Arctic Sea Ice Thickness from Satellite Observations, Aircraft Field Campaign Measurements, and Numerical Model Simulations

Sea ice is an important indicator and effective modulator of regional and global climate change because it significantly affects the complex exchanges of momentum, heat, and mass between the sea and atmosphere. At present, there are datasets for Arctic sea ice thickness from satellite observations, aircraft field campaign measurements, numerical model simulations, and some in-situ measurements. Among satellite derived data sets, one satellite ice thickness product has been generated using NASA's Ice, Cloud and Land Elevation Satellite (ICESat) Geoscience Laser Altimeter System (GLAS) observations (Kwok et al., 2009), another has been produced from long-term optical (visible, near-IR, and thermal IR) imager data from NOAA Polar Orbiting Satellites (Wang et al., 2010). The approaches are completely different: the ICESat product estimates ice thickness from surface elevation; the optical imager approach estimates ice thickness by solving the surface energy budget equation. NASA's IceBridge program fills the gap between the loss of ICESat in 2010 and the launch of ICESat-2 in 2016. IceBridge employs an aircraft for altimeter and other measurements of the ice sheets and sea ice. The IceBridge Snow Radar, Digital Mapping System (DMS), Continuous Airborne Mapping By Optical Translator (CAMBOT), and Airborne Topographic Mapper (ATM) instruments can be used to estimate ice thickness with a methodology similar to that used for ICESat.

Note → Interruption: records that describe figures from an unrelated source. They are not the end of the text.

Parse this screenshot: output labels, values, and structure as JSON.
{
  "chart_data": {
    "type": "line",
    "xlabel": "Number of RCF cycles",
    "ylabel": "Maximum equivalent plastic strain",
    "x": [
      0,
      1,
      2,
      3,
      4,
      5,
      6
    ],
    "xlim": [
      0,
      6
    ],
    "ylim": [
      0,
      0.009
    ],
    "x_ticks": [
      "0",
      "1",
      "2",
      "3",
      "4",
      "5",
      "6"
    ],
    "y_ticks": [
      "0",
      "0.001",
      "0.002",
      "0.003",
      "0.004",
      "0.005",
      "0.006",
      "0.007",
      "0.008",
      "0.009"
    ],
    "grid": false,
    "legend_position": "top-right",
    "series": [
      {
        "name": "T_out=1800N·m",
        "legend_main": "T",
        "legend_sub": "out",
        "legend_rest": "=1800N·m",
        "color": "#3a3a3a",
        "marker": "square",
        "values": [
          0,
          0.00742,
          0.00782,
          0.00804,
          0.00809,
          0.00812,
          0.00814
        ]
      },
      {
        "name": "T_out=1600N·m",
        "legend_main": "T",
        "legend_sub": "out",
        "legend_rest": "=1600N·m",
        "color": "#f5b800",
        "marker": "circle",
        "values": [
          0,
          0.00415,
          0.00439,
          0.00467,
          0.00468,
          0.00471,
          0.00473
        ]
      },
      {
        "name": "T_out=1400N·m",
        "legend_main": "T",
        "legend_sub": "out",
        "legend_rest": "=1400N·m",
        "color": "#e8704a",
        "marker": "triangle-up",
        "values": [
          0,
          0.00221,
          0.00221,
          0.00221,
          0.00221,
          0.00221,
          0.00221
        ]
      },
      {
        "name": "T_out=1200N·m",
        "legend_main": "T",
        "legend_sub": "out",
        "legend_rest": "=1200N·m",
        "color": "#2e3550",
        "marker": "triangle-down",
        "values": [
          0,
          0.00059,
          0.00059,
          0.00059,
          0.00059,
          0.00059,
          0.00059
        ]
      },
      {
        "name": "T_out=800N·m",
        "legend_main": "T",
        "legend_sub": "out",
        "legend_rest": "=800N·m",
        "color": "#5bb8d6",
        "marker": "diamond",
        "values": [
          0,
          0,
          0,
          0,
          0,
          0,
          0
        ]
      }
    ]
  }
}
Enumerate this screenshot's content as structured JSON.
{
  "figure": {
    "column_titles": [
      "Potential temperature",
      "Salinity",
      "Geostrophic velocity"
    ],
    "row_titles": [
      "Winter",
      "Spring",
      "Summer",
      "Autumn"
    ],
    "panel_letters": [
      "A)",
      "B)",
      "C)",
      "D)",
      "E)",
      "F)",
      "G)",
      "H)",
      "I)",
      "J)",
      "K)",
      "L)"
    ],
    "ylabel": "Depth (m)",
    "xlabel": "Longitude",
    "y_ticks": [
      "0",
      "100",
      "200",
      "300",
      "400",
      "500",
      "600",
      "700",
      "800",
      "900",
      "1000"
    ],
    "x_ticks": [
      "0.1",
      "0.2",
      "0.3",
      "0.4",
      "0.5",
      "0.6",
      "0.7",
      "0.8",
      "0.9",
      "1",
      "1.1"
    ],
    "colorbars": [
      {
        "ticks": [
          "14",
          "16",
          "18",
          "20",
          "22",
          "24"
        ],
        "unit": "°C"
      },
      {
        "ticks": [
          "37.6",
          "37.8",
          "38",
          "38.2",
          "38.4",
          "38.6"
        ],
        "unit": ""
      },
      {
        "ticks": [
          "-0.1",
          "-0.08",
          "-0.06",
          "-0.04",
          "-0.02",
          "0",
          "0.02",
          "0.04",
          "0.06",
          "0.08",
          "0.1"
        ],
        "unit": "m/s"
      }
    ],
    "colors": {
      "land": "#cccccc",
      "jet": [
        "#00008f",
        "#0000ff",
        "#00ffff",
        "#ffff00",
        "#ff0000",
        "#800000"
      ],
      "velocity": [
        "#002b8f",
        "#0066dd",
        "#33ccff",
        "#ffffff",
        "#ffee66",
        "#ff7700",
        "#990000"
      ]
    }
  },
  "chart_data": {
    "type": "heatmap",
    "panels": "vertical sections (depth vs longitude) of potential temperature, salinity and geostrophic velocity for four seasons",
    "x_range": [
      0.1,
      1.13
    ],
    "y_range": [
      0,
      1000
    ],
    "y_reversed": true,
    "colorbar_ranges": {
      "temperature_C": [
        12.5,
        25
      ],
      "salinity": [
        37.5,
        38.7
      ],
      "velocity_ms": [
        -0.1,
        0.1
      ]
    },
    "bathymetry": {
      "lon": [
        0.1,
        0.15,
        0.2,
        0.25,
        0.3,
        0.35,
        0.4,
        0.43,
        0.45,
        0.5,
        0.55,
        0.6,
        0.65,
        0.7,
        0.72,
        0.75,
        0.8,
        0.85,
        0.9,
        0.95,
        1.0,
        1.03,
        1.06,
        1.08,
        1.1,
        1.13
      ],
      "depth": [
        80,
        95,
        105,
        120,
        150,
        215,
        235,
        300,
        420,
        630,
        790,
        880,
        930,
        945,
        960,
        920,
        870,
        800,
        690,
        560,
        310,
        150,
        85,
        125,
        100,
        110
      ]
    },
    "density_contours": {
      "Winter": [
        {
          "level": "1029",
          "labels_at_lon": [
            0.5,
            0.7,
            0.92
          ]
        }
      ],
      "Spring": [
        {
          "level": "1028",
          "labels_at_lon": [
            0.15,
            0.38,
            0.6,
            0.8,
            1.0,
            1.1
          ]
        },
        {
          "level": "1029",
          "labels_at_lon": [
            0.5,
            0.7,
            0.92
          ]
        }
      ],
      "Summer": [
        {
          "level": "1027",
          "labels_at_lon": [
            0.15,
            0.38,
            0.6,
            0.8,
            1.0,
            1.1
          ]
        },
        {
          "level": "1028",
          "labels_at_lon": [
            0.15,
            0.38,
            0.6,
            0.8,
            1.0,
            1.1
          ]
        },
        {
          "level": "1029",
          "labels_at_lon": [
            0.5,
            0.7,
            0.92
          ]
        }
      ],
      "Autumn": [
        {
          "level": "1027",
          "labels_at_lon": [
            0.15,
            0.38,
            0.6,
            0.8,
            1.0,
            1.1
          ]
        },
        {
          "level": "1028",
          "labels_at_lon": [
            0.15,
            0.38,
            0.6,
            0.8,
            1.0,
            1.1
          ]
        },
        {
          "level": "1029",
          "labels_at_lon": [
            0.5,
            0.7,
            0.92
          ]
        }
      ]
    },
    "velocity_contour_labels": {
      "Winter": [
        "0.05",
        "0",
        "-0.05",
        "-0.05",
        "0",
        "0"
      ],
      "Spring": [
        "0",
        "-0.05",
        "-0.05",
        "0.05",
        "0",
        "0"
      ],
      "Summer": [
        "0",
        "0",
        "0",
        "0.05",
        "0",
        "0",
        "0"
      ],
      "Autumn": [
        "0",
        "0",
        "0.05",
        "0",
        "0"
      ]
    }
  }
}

Ice thickness has also been modeled with the numerical model called Pan-Arctic Ice Ocean Modeling and Assimilation System (PIOMAS) (Zhang and Rothrock, 2003). Arctic sea ice thickness estimates from these different data sources will be examined and inter-compared to evaluate their consistency and validity with in-situ measurements. Arctic sea ice thickness variations over time and space will be also investigated.